All those years of study and practical application – all those tours: the support gigs, the headliners. All those collaborations and guest slots. All that flip-flopping across styles and genres.
The sense of perpetual motion that made jazz producer, multi-instrumentalist and label boss David Lyttle seem like the most hyper-active musician in the North is actually, as his new album proves, the source of his strength. Because Faces, his remarkably nuanced and contemporary-sounding second album, is a triumph.
“I just wrote some songs and produced them the way I thought would best serve the song,” he says modestly. “People tell me it sounds fresh and contemporary but I’m actually quite old fashioned. When I was making it, I was imagining myself being in the ‘70s, trying to get the kind of spirit that you feel on older recordings. The sonic tone is quite retro. As for the content, I don’t know if it’s contemporary or not. I’ve never really tried to be cutting edge. When people force innovation they can lose the soul and spirit of the music. That takes second or third place way too often these days. When you hear something like that, it’s like meeting someone with no personality. I’d confidently say that most of the true innovators of music didn’t set out to do anything new but instead just did what they wanted. Sometimes innovation comes from copying and failing.”

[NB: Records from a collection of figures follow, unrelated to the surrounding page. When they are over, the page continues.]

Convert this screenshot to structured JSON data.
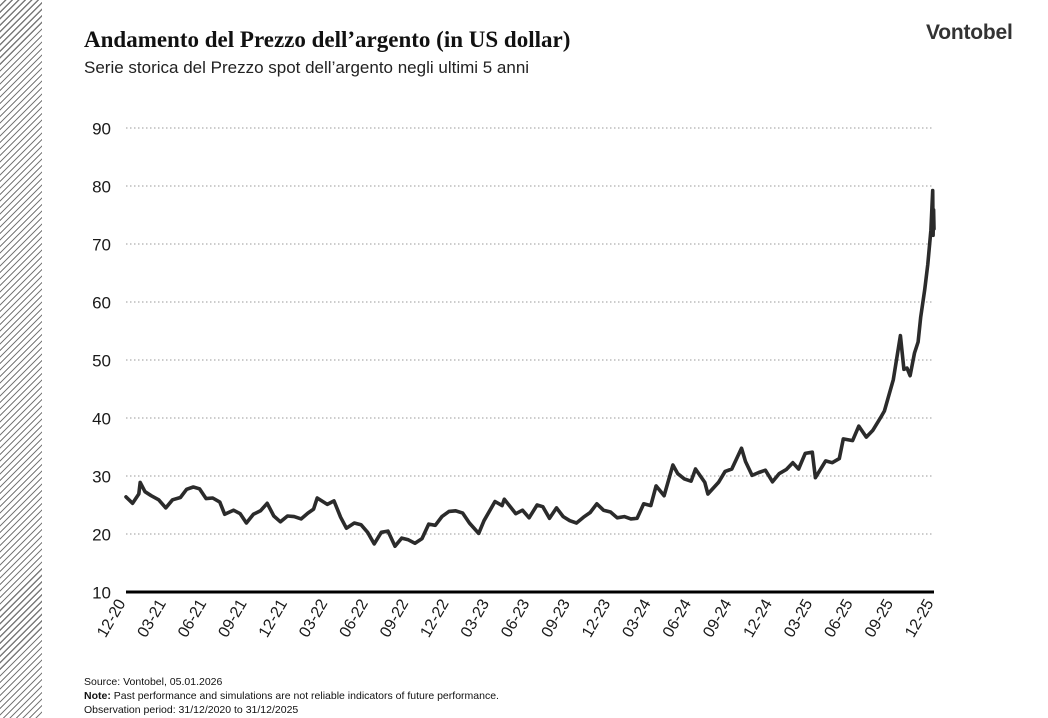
{
  "header": {
    "title": "Andamento del Prezzo dell’argento (in US dollar)",
    "subtitle": "Serie storica del Prezzo spot dell’argento negli ultimi 5 anni",
    "brand": "Vontobel"
  },
  "footer": {
    "source": "Source: Vontobel, 05.01.2026",
    "note_label": "Note:",
    "note_text": " Past performance and simulations are not reliable indicators of future performance.",
    "period": "Observation period: 31/12/2020 to 31/12/2025"
  },
  "colors": {
    "line": "#2b2b2b",
    "grid": "#9a9a9a",
    "axis": "#000000",
    "stripe": "#7a7a7a"
  },
  "chart_data": {
    "type": "line",
    "title": "Andamento del Prezzo dell’argento (in US dollar)",
    "subtitle": "Serie storica del Prezzo spot dell’argento negli ultimi 5 anni",
    "xlabel": "",
    "ylabel": "",
    "ylim": [
      10,
      90
    ],
    "yticks": [
      10,
      20,
      30,
      40,
      50,
      60,
      70,
      80,
      90
    ],
    "grid": "horizontal dotted",
    "xlim": [
      "2020-12-31",
      "2025-12-31"
    ],
    "xtick_labels": [
      "12-20",
      "03-21",
      "06-21",
      "09-21",
      "12-21",
      "03-22",
      "06-22",
      "09-22",
      "12-22",
      "03-23",
      "06-23",
      "09-23",
      "12-23",
      "03-24",
      "06-24",
      "09-24",
      "12-24",
      "03-25",
      "06-25",
      "09-25",
      "12-25"
    ],
    "series": [
      {
        "name": "",
        "points": [
          [
            "2020-12-31",
            26.4
          ],
          [
            "2021-01-15",
            25.3
          ],
          [
            "2021-01-29",
            26.9
          ],
          [
            "2021-02-01",
            28.9
          ],
          [
            "2021-02-12",
            27.3
          ],
          [
            "2021-02-26",
            26.6
          ],
          [
            "2021-03-15",
            25.9
          ],
          [
            "2021-03-31",
            24.5
          ],
          [
            "2021-04-15",
            25.9
          ],
          [
            "2021-05-03",
            26.3
          ],
          [
            "2021-05-17",
            27.7
          ],
          [
            "2021-06-01",
            28.1
          ],
          [
            "2021-06-15",
            27.8
          ],
          [
            "2021-06-30",
            26.1
          ],
          [
            "2021-07-15",
            26.2
          ],
          [
            "2021-07-31",
            25.5
          ],
          [
            "2021-08-11",
            23.4
          ],
          [
            "2021-08-31",
            24.1
          ],
          [
            "2021-09-15",
            23.5
          ],
          [
            "2021-09-29",
            21.9
          ],
          [
            "2021-10-15",
            23.4
          ],
          [
            "2021-10-31",
            24.0
          ],
          [
            "2021-11-15",
            25.3
          ],
          [
            "2021-11-30",
            23.1
          ],
          [
            "2021-12-15",
            22.1
          ],
          [
            "2021-12-31",
            23.1
          ],
          [
            "2022-01-15",
            23.0
          ],
          [
            "2022-01-31",
            22.6
          ],
          [
            "2022-02-15",
            23.6
          ],
          [
            "2022-02-28",
            24.3
          ],
          [
            "2022-03-08",
            26.2
          ],
          [
            "2022-03-31",
            25.1
          ],
          [
            "2022-04-15",
            25.7
          ],
          [
            "2022-04-30",
            22.9
          ],
          [
            "2022-05-13",
            21.0
          ],
          [
            "2022-05-31",
            21.9
          ],
          [
            "2022-06-15",
            21.6
          ],
          [
            "2022-06-30",
            20.3
          ],
          [
            "2022-07-15",
            18.3
          ],
          [
            "2022-07-31",
            20.3
          ],
          [
            "2022-08-15",
            20.5
          ],
          [
            "2022-08-31",
            17.9
          ],
          [
            "2022-09-15",
            19.3
          ],
          [
            "2022-09-30",
            19.0
          ],
          [
            "2022-10-15",
            18.4
          ],
          [
            "2022-10-31",
            19.2
          ],
          [
            "2022-11-15",
            21.7
          ],
          [
            "2022-11-30",
            21.5
          ],
          [
            "2022-12-15",
            23.0
          ],
          [
            "2022-12-31",
            23.9
          ],
          [
            "2023-01-15",
            24.0
          ],
          [
            "2023-01-31",
            23.6
          ],
          [
            "2023-02-15",
            21.9
          ],
          [
            "2023-03-08",
            20.1
          ],
          [
            "2023-03-20",
            22.3
          ],
          [
            "2023-04-14",
            25.6
          ],
          [
            "2023-04-30",
            24.9
          ],
          [
            "2023-05-05",
            26.0
          ],
          [
            "2023-05-31",
            23.5
          ],
          [
            "2023-06-15",
            24.1
          ],
          [
            "2023-06-30",
            22.8
          ],
          [
            "2023-07-18",
            25.0
          ],
          [
            "2023-07-31",
            24.7
          ],
          [
            "2023-08-15",
            22.7
          ],
          [
            "2023-08-31",
            24.5
          ],
          [
            "2023-09-15",
            23.0
          ],
          [
            "2023-09-30",
            22.3
          ],
          [
            "2023-10-15",
            21.9
          ],
          [
            "2023-10-31",
            22.9
          ],
          [
            "2023-11-15",
            23.7
          ],
          [
            "2023-11-30",
            25.2
          ],
          [
            "2023-12-15",
            24.1
          ],
          [
            "2023-12-31",
            23.8
          ],
          [
            "2024-01-15",
            22.8
          ],
          [
            "2024-01-31",
            23.0
          ],
          [
            "2024-02-15",
            22.6
          ],
          [
            "2024-02-29",
            22.7
          ],
          [
            "2024-03-15",
            25.2
          ],
          [
            "2024-03-31",
            24.9
          ],
          [
            "2024-04-12",
            28.3
          ],
          [
            "2024-04-30",
            26.6
          ],
          [
            "2024-05-20",
            31.9
          ],
          [
            "2024-05-31",
            30.4
          ],
          [
            "2024-06-15",
            29.5
          ],
          [
            "2024-06-30",
            29.1
          ],
          [
            "2024-07-10",
            31.2
          ],
          [
            "2024-07-31",
            28.9
          ],
          [
            "2024-08-07",
            26.9
          ],
          [
            "2024-08-31",
            28.9
          ],
          [
            "2024-09-15",
            30.8
          ],
          [
            "2024-09-30",
            31.2
          ],
          [
            "2024-10-22",
            34.8
          ],
          [
            "2024-10-31",
            32.5
          ],
          [
            "2024-11-15",
            30.1
          ],
          [
            "2024-11-30",
            30.6
          ],
          [
            "2024-12-15",
            31.0
          ],
          [
            "2024-12-31",
            29.0
          ],
          [
            "2025-01-15",
            30.4
          ],
          [
            "2025-01-31",
            31.1
          ],
          [
            "2025-02-15",
            32.3
          ],
          [
            "2025-02-28",
            31.2
          ],
          [
            "2025-03-15",
            33.9
          ],
          [
            "2025-03-31",
            34.1
          ],
          [
            "2025-04-07",
            29.7
          ],
          [
            "2025-04-30",
            32.6
          ],
          [
            "2025-05-15",
            32.3
          ],
          [
            "2025-05-31",
            33.0
          ],
          [
            "2025-06-09",
            36.4
          ],
          [
            "2025-06-30",
            36.1
          ],
          [
            "2025-07-14",
            38.6
          ],
          [
            "2025-07-31",
            36.7
          ],
          [
            "2025-08-15",
            37.9
          ],
          [
            "2025-08-31",
            39.9
          ],
          [
            "2025-09-10",
            41.2
          ],
          [
            "2025-09-30",
            46.6
          ],
          [
            "2025-10-16",
            54.2
          ],
          [
            "2025-10-24",
            48.4
          ],
          [
            "2025-10-31",
            48.6
          ],
          [
            "2025-11-07",
            47.3
          ],
          [
            "2025-11-17",
            51.2
          ],
          [
            "2025-11-25",
            53.1
          ],
          [
            "2025-12-01",
            57.4
          ],
          [
            "2025-12-10",
            62.1
          ],
          [
            "2025-12-17",
            66.5
          ],
          [
            "2025-12-24",
            72.4
          ],
          [
            "2025-12-28",
            79.2
          ],
          [
            "2025-12-29",
            71.5
          ],
          [
            "2025-12-30",
            75.9
          ],
          [
            "2025-12-31",
            72.6
          ]
        ]
      }
    ]
  }
}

Good luck trying to locate the source of Faces. Its dizzy-making blend of influences and textures has been expertly marshalled into a coherent whole that really could have come from anywhere. Which, when you think about how David’s early life was saturated in the music played by his family’s trad group, is pretty remarkable.
“I see my development in different stages,” he explains. “Child performer with my family band, teenage music nerd, jazz drummer, hip hop/soul producer and now, hopefully, David Lyttle. At the end of the day no matter how diverse your career might be, you’re one person. It would be nice if people could just think of the person rather than the output but the problem is that when music became a product it needed categories. I run a label and know the industry, so I understand the sell. But for an artist like me who loves music and has no interest in sticking to a specific direction it can be tough.”
David’s label, Lyte Records, has released work by the likes of Jason Rebello and Jean Toussaint and Andreas Varady. It’s a roster every bit as diverse as Lyttle’s own output.
“I always have my ears open for people who make great music, artists who work hard and show some initiative in an era when you can do a lot unsigned,” he says. “Again it’s about the spirit. Who cares if the performer is amazing, the song is a masterpiece or the production is brilliant, if there’s no spirit or personality? I’ve signed a lot of very different stuff over the past few years. At first I thought I should be thinking about the overall brand of my label but that’s not so important to me now. If people have heard of Lyte Records they’ll know it’s my label and that it’s diverse in its output, just like me.”